The new car I bought a few months ago has all the new bells and whistles that the electronic age has brought to automobile dashboards. In fact you can hardly even adjust the mirrors without electronics.
One of those geatures is the rear-view camera. From my perspective, it's technology for technology's sake. It offers little real value. And, it's often a nuisance. As I start my car and back out of our garage, the sensor system picks up the workbench that sits right in front of the car and starts beeping, while the camera will pick up the garage door - until it goes up high enough - and start beeping. As I back out the camera continues to sound the alarm as it senses (1) the edge of the garage (eek!), (2) the rubber strip on the floor that seals the bottom of the door when it's closed (ack!), (3) the holly bush right outside the door (omigod!), and (4) neighbor's cars parked 30-40 feet away on the other side of my cul-de-sac (yee-ow!).

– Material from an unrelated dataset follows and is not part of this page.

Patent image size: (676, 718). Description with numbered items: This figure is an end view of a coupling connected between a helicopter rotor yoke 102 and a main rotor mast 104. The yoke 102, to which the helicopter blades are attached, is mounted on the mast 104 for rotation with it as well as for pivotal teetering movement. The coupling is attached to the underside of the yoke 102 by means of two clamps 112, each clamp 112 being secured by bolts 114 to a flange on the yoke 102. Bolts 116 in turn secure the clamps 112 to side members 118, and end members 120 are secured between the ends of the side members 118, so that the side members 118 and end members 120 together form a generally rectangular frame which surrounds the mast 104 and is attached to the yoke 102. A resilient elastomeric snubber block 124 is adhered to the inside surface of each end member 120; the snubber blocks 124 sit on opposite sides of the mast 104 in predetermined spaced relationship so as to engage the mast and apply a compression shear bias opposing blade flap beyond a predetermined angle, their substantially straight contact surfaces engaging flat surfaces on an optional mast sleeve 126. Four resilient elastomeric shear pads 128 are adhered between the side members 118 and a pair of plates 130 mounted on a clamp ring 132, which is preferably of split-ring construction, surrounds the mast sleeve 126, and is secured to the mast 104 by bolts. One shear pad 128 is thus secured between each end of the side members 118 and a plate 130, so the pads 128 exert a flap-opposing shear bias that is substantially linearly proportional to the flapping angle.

All these beeps and bleeps are nothing more than distracting. I know those obstacles are there, so mentally I tend to assume that the camera is detecting something else (which it isn't). Over time, it is inevitable that I'll just learn to ignore the beeping, and I'm sure many other people will too. Kids will be no less safe, cars will be more expensive, and we'll be none the wiser.

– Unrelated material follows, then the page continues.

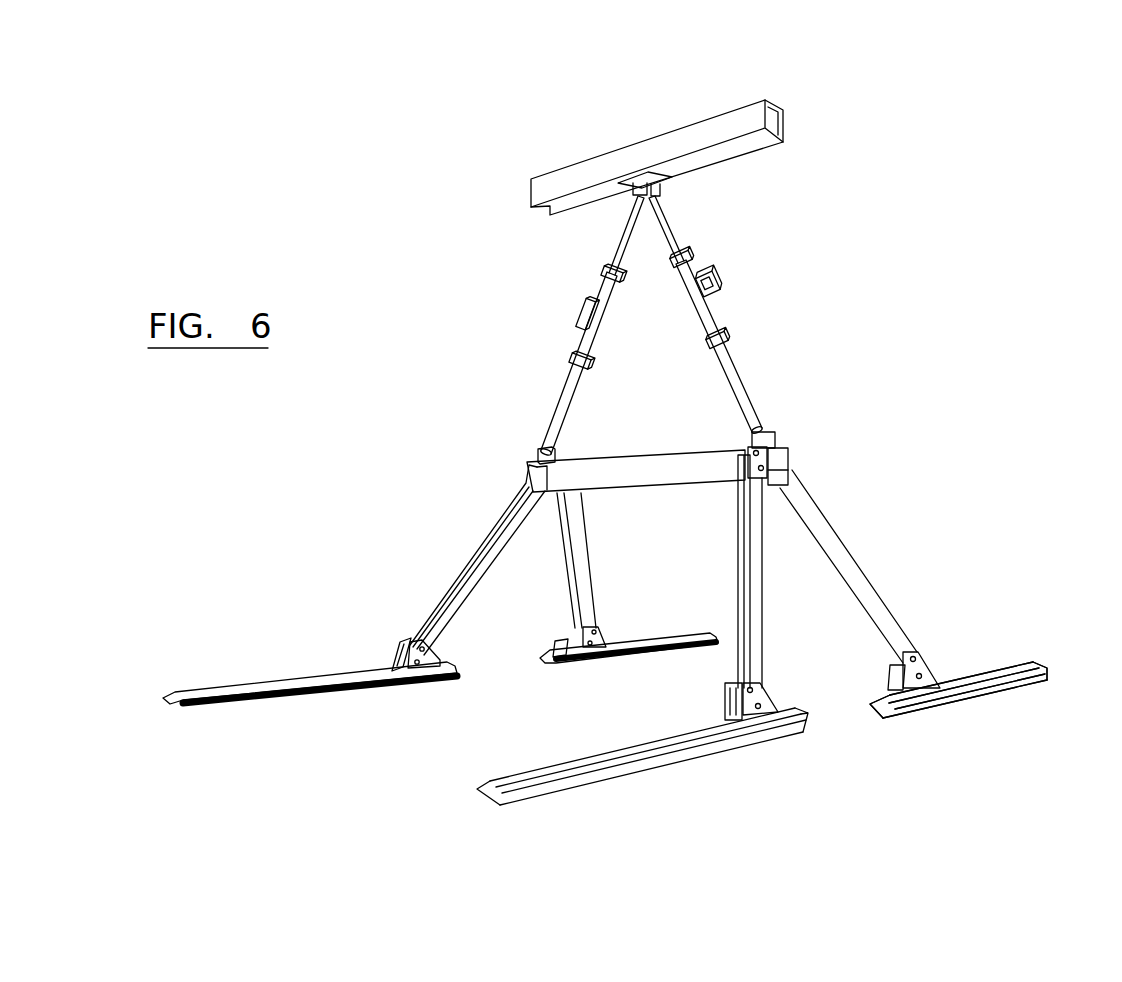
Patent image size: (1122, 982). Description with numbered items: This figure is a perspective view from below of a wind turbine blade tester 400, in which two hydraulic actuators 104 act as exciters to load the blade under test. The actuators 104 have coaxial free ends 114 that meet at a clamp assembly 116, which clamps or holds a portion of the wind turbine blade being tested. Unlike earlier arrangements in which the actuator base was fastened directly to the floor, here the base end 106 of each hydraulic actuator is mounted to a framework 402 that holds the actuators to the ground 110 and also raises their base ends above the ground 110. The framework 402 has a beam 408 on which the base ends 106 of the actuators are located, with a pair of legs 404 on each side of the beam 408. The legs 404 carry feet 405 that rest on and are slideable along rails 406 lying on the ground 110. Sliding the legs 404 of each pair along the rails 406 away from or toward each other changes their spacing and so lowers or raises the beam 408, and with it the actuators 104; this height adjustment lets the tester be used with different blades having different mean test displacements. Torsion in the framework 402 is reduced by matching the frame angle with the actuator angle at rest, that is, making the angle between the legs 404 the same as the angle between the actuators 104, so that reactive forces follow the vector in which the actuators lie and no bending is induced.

We old-timers recall when cars had only two brakelights. Then someone did a study and found that rear-end accidents occurred less often when cars were fitted with an experimental third brakelight above or below the center of the rear window. It was evident (to me, anyway) at the time that of course people would tend to notice something they weren't accustomed to. But also that if the third light became common, they'd soon learn to ignore it.

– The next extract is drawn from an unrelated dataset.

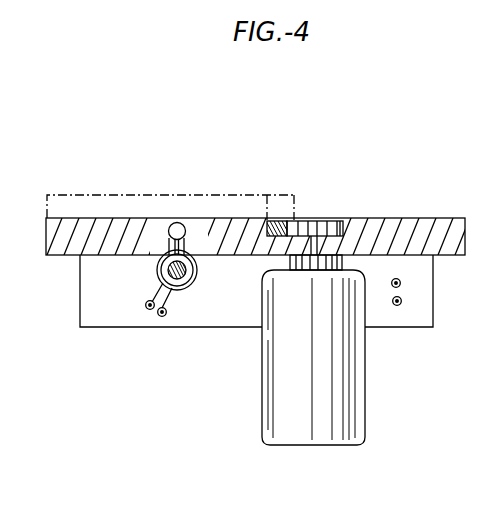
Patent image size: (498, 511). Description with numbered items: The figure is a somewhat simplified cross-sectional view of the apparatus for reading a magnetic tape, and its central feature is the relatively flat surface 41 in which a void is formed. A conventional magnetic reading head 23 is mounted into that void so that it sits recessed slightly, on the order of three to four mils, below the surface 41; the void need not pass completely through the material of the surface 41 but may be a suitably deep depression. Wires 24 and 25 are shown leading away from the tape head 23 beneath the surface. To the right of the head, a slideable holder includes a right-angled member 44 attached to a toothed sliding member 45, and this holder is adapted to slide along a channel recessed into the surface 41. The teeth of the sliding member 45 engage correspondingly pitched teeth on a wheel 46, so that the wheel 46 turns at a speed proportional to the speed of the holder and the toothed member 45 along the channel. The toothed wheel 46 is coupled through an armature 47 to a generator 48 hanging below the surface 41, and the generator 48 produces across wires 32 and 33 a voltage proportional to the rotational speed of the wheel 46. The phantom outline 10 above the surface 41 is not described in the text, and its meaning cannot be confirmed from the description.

Nevertheless, the government mandated the third brakelight. People learned to ignore it and I have little doubt that a properly defined new study would find that the incidence of rear-enders, corrected for the greater number of cars on the road and other factors, is right back up to where it used to be.
Meanwhile, it's worth noting that the government has been agitating to require backup cameras on new model cars. The requirement has recently been postponed again. That's being interpreted as a victory for the carmakers, but I think it's also a victory for common sense.
Brakelights then, backup cameras now. Not much difference.